A downloaded copy of 2017 data (48MB) can be downloaded here

b) Population data for zip codes in New York State (census)

The data can be downloaded here. (columns: rank, population_density, zip, population)

1a. Create a "Collision" table with following information.

cse532.collision (date, time, zip_code, latitude, longitude, contributing_factor_vehicle1, contributing_factor_vehicle2,  unique_key, vehicle_type_code_1, vehicle_type_code_2). unique_key is the primary key. Note that you have to define data types with size big enough to store the data. 

Store the SQL in a file hw1createcollisiontable.sql.

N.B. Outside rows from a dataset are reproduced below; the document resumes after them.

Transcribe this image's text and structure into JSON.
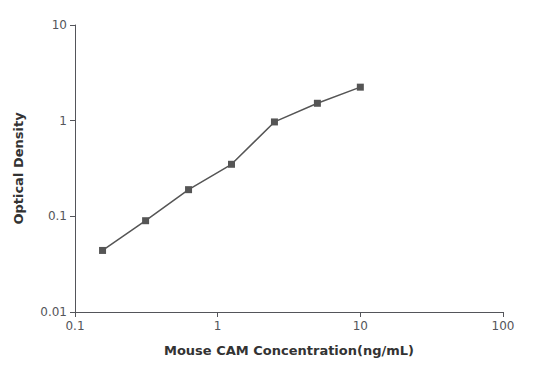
{
  "chart_data": {
    "type": "line",
    "x": [
      0.156,
      0.3125,
      0.625,
      1.25,
      2.5,
      5.0,
      10.0
    ],
    "values": [
      0.044,
      0.09,
      0.19,
      0.35,
      0.97,
      1.52,
      2.24
    ],
    "xlabel": "Mouse CAM Concentration(ng/mL)",
    "ylabel": "Optical Density",
    "xlim": [
      0.1,
      100
    ],
    "ylim": [
      0.01,
      10
    ],
    "xticks": [
      0.1,
      1,
      10,
      100
    ],
    "yticks": [
      0.01,
      0.1,
      1,
      10
    ],
    "log": true,
    "grid": false,
    "color": "#555555",
    "marker": "square"
  }
}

1b. Load data from the 2017 collision file by modifying the loading script hw1collisionloadingscript.sql with correct file path, and running it from db2 command line "db2cmd":

e.g.: db2 -tf  "C:\\Teaching\CSE532Fall2023\homework\homework1\hw1collisionloadingscript.sql"

(Note: Db2 load cmd can't skip CSV header line. It will generate a warning, which can be ignored. Alternatively, you can use Db2 import cmd, which can specify "SKIPCOUNT 1" to skip head line. )

2a. Create a zipcensustable with following information.

cse532.zipcensus (rank, population_density, zip, population), where zip is the primary key.

Store the SQL in a file hw1createzipcensus.sql.

2b. Load the data from the census file by creating a load script (hw1zipcensusloading.sql).

You can remove the head line from the data file before loading. 

3. Write following queries.

3a (2 points). Find hourly (24 hours) and monthly (12 months) counts of collision using CUBE based OLAP query (hw1q1.sql). Identify which hour in the day (based on all days in the year) has the peak of collision (put in readme.txt file). 

3b (3 points). For zip codes with top 10 populations, find if any of them has collision count among top 10 counts too (hw1q2.sql).

(Please DO NOT use FETCH .. ROWS ONLY statement. Use RANK instead. )

3c (3 points). For top 10 most dangerous locations (latitude, longitude) with highest collision counts, find their zip codes. Exclude all records with NULL value for latitude, longitude, or zip code (hw1q3.sql). 

(You can use FETCH .. ROWS ONLY for top 10)

Check if there are mistakes in zip codes (i.e., same location but different zip codes) for the top 10 most dangerous locations. You can verify at https://www.gps-coordinates.net/ to see which one is not correct - put result in readme.txt file. 

Extra Credit (2 points)

Download all the collision data  (420MB) using "Export".  

E1. Create table cse532.collision_all (ecreatecollisiontable.sql) with same fields, and create indexes needed to accelerate the queries (put in the same file).

E2. Run q2 and q3 queries above and check the results remain the same ((discuss in readme.txt file)

For q1 (eq1.sql), the new query is updated to: find hourly (24 hours), monthly (12 months) and yearly counts of collision using CUBE based OLAP query, Identify which hour in the day (based on all days in the year) has the peak of collision (put in readme.txt file).

Homework Submission

Please zip your SQL scripts and results:

hw1createcollisiontable.sql

hw1collisionloadingscript.sql

hw1createzipcensus.sql

hw1zipcensusloading.sql

hw1q1.sql (and result11.txt or screenshot)

hw1q2.sql (and result12.txt or screenshot)

hw1q3.sql (and  result13.txt  or screenshot)

A readme.txt file. 

extra credit: ecreatecollisiontable.sql, and eq1.sql

Please go to BrightSpace, and submit the zip file under homework 1.